The notion advanced in an article published today on the Foreign Policy’s website that Israel is compelled to pursue “an eye for a tooth” policy to establish deterrence is not only a disingenuous attempt to make palatable the cowardly mass killing of civilians. It is misguided in essence as well. Israel has exhausted all violent means to force Palestinians to submission and has so far earned neither rest nor reverence. Deterrence has always been an Israeli policy objective and has always failed. Despite its disproportionality, and Western praise of its efficient military establishment, Israel is not safer today than the time when it pursued deterrence against Palestinians armed mostly with stones. Rather than being a constructive course that would contribute to a peaceful future, Israeli attempts to bomb Palestinians to submission is only going to create further risks for its future generations and diminish the prospect for any peace. It is relatively cheaper for the Israelis to withdraw from the Occupied Territories in 1967 and to stop besieging Gaza from sea, air and ground.

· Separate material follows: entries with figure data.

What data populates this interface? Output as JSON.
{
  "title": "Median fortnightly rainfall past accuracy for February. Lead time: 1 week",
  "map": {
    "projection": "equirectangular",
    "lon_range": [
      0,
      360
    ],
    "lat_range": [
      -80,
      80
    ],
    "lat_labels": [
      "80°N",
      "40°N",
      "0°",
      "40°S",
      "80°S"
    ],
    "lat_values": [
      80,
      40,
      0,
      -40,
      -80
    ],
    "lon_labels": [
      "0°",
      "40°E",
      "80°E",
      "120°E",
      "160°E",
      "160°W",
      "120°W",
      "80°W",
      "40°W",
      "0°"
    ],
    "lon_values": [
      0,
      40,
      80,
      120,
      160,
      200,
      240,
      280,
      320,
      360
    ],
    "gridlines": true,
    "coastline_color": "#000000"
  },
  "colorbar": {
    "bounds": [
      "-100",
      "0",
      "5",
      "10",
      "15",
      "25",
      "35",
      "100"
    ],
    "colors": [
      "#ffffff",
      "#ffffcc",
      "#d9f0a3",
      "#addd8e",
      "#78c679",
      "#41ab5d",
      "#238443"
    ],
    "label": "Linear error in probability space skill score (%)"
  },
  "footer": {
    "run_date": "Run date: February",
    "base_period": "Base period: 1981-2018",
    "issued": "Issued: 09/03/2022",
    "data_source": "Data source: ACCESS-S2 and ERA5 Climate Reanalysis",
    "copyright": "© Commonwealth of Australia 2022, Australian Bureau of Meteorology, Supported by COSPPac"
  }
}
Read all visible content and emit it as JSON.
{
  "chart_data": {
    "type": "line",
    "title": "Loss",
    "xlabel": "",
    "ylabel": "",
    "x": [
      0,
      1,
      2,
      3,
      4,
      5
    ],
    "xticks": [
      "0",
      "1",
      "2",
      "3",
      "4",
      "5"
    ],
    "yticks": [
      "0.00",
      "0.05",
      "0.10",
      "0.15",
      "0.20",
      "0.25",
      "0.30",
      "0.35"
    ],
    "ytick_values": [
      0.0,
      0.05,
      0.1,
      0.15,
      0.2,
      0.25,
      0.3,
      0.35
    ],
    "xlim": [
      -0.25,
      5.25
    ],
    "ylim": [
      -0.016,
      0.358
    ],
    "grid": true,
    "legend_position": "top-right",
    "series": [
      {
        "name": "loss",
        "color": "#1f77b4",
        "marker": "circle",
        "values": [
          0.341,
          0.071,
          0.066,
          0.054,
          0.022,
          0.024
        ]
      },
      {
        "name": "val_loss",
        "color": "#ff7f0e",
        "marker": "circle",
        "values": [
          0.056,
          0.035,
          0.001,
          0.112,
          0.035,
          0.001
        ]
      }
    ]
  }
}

Despite the factual errors about the 2006 war on Lebanon in FP’s article, the allusion to a parallel with Gaza is a stretch. Unlike Hezbollah in Lebanon, who kidnapped soldiers to trade for its prisoners in Israel, an objective it successfully achieved, the Palestinian Resistance is driven by a much bigger and, for that matter, a more just cause. Resistance against occupation is enshrined in all laws and highly regarded by all cultures (including the West whose moral superiority the FP’s article praises), and it is not going to stop regardless of what the outcome of the current killing spree in Gaza is. Israel’s deterrence has been eroding and whatever moral claims it had is also vanishing into thin air with every child blown to bits and pieces by its artillery or bombers. That trend will continue.
The Palestinians do not stand alone and the Israeli brutality will only rekindle the anti-Israeli sentiment in the region. The fact that many of the neighbors are either busy in their own civil wars or are shackled by despots is not a guarantee of a stable future. The region is going through a radical change, and within a decade, Israel will be fully surrounded by actors who are not fettered by fear of loss either of lives or infrastructure. Nor would these societies of warriors be shackled by the international conventions, which the Israelis and the Western governments backing them make mockery of at the moment, feeling that military superiority makes them beyond reproach.

What Israel is sowing today, it will surely harvest tomorrow, and no amount of pontification from Western missionary professors, driven by a contradictory mission to on the hand justify mass murder and on the other hand flaunt the supremacy of Western war ethics, will be of much use to them.